A second box was discovered Tuesday inside the base of a Confederate statue after one found in the same place in mid-December. Inside, around sixty objects dating from 1887.

A week ago, the disappointment was great for American collectors. The metal box found in the stone plinth of General Robert Lee’s statue in Richmond, Virginia, revealed nothing more than three soggy books and an unreadable photo. Far from the promises of a time capsule buried in 1887 by residents of the former capital of the Confederate States, filled with objects from the time and especially a photograph of Abraham Lincoln in his coffin.

Surprise: a new box was found in the same place on Tuesday. Without Lincoln’s cliché, only a drawing of a kneeling woman meditating in front of Abraham Lincoln’s coffin, which nevertheless makes it the most striking document among the relics found… The drawing had been published as a central double page in the review Harper’s weekly two weeks after the assassination on April 14, 1865 of the American president.

The copper box, about thirty centimeters square, contained a total of about sixty articles, the list of which had been published in a Richmond newspaper that year. Its content “Is in much better condition than we expected”, explains Kate Ridgeway, the head of the department of historic resources for the state of Virginia. Items “Were wetter than we expected, but not as bad as they could have been”, she specifies.

Ammunition and a fragment of a bomb

Inside, technicians from the Virginia State Department of Historical Resources also found Minié bullets (Civil War ammunition between 1861 and 1865), Confederate government issued notes and coins, newspapers and magazines, an almanac dating from 1887, books, a Bible and documents from Masonic lodges in the region. Two small wood carvings – the Masonic symbols of the set square and compass and a Confederate flag – were in an envelope. Experts say they were cut from the tree that grew near the grave of Thomas “Stonewall” Jackson, a Confederate general.

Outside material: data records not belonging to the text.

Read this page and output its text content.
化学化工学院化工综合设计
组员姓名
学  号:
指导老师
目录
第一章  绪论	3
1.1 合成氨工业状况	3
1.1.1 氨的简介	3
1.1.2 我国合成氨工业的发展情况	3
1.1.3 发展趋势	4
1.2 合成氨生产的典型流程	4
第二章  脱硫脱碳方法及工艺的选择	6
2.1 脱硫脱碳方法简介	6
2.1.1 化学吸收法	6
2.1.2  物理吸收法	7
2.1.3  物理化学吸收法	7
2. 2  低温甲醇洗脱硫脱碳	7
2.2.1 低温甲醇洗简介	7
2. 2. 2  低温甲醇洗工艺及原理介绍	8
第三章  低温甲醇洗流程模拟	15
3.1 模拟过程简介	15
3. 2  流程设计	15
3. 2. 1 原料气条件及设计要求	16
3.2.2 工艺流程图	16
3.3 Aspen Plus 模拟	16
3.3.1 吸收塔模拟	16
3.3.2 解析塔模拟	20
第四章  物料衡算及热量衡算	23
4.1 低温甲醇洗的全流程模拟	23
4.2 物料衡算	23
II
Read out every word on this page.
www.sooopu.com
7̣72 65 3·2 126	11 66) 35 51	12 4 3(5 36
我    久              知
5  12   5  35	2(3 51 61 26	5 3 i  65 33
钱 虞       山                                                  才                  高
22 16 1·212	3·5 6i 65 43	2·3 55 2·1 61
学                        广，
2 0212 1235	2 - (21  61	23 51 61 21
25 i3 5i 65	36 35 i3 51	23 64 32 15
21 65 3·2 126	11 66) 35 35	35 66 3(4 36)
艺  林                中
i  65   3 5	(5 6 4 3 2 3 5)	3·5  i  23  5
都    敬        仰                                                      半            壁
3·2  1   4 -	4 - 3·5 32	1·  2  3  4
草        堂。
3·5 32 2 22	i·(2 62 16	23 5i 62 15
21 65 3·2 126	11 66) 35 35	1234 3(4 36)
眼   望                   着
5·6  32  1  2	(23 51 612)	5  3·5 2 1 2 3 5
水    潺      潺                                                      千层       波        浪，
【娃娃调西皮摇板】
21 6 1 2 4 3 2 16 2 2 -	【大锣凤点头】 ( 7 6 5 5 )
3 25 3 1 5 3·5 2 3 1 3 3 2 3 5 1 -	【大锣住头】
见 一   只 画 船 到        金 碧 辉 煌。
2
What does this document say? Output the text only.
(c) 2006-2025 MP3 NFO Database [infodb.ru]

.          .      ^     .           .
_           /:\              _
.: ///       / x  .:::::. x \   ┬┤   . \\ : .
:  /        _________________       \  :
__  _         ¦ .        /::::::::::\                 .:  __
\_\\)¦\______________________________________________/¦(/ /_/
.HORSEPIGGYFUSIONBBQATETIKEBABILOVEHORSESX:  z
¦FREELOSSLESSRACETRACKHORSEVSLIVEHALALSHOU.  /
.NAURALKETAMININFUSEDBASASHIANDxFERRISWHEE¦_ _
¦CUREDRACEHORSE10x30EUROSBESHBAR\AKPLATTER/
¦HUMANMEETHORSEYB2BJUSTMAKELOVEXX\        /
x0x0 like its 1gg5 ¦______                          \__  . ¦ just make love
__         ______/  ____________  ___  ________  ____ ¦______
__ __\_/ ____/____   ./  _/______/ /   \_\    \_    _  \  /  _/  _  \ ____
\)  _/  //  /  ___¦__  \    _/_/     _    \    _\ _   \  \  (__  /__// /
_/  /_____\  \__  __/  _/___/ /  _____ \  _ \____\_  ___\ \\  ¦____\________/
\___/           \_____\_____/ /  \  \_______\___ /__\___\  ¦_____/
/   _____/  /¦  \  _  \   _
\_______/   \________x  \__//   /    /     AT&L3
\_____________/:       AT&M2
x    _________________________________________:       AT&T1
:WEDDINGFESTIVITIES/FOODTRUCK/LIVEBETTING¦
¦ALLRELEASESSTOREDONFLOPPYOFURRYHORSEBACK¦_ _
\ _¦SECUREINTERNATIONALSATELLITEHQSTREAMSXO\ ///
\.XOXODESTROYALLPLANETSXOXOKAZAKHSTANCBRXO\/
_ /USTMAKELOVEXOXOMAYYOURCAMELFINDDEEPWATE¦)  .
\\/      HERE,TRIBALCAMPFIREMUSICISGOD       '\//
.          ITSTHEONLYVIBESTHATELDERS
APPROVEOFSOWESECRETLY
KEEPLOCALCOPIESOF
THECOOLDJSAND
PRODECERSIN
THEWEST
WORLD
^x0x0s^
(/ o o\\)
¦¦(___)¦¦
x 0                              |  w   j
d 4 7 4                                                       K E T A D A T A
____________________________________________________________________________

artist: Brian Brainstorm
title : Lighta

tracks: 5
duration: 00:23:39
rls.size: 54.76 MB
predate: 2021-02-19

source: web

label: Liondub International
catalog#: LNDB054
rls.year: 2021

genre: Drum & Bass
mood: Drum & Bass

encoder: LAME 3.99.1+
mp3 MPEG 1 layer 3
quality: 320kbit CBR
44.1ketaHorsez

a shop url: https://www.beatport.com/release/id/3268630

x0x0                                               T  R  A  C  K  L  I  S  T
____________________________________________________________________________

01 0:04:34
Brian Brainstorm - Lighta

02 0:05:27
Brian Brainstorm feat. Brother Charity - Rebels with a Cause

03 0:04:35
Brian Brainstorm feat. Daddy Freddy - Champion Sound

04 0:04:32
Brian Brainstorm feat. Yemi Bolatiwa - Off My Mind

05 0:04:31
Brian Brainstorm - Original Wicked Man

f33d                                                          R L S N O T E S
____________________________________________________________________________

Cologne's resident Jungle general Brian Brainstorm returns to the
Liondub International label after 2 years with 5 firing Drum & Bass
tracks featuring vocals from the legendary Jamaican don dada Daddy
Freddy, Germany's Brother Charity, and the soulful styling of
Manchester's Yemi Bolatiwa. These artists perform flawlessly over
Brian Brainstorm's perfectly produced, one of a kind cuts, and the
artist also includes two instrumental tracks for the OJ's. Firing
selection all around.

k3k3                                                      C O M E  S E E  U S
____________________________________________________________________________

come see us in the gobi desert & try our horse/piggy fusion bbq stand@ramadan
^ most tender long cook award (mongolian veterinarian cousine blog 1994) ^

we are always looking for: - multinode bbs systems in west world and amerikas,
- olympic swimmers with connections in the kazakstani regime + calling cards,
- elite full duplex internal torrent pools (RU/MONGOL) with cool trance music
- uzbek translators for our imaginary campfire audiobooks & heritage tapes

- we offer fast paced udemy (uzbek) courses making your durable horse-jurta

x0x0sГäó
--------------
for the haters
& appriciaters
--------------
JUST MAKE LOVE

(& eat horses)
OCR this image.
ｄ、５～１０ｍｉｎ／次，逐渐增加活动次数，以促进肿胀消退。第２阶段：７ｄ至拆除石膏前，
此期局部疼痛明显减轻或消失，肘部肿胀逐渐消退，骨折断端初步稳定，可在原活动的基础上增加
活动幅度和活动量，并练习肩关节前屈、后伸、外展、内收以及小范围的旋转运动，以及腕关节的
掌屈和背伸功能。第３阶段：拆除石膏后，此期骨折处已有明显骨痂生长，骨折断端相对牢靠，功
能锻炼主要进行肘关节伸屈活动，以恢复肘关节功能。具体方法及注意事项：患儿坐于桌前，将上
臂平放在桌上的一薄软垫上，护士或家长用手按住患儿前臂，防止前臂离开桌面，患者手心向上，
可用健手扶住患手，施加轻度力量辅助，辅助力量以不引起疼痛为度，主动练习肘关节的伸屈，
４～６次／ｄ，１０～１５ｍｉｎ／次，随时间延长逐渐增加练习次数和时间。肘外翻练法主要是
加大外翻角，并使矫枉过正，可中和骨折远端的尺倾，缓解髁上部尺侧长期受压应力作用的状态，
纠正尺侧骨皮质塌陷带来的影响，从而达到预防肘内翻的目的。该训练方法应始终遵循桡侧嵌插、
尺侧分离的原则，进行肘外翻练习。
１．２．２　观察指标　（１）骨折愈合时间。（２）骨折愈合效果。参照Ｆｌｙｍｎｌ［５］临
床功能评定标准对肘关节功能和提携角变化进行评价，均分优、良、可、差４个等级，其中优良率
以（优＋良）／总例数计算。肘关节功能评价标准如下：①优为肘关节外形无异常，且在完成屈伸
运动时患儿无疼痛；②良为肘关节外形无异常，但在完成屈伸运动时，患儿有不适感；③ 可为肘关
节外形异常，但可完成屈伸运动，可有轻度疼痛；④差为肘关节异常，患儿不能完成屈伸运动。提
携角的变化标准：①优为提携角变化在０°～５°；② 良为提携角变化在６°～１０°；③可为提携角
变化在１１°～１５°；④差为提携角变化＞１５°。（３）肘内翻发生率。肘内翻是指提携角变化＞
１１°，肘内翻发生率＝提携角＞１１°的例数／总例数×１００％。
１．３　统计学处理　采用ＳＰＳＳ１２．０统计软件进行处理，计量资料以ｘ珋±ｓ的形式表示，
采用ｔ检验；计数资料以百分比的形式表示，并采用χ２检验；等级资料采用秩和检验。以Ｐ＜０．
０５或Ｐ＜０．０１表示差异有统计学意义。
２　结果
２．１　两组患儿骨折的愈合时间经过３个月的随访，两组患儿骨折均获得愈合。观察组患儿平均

A bookmark with the drawn profile of General Lee was placed in one of the books. The box also contained a fragment of a bomb used in the Battle of Fredericksburg, won by the Southerners in 1862.

Seen as a symbol of the country’s slavery past by many Americans, the statue, inaugurated in 1890, had become the target of anti-racist protests after the death of African-American George Floyd, killed by a white policeman in May 2020. She was debunked in September, in a context of questioning of Confederate monuments, and its base was moved.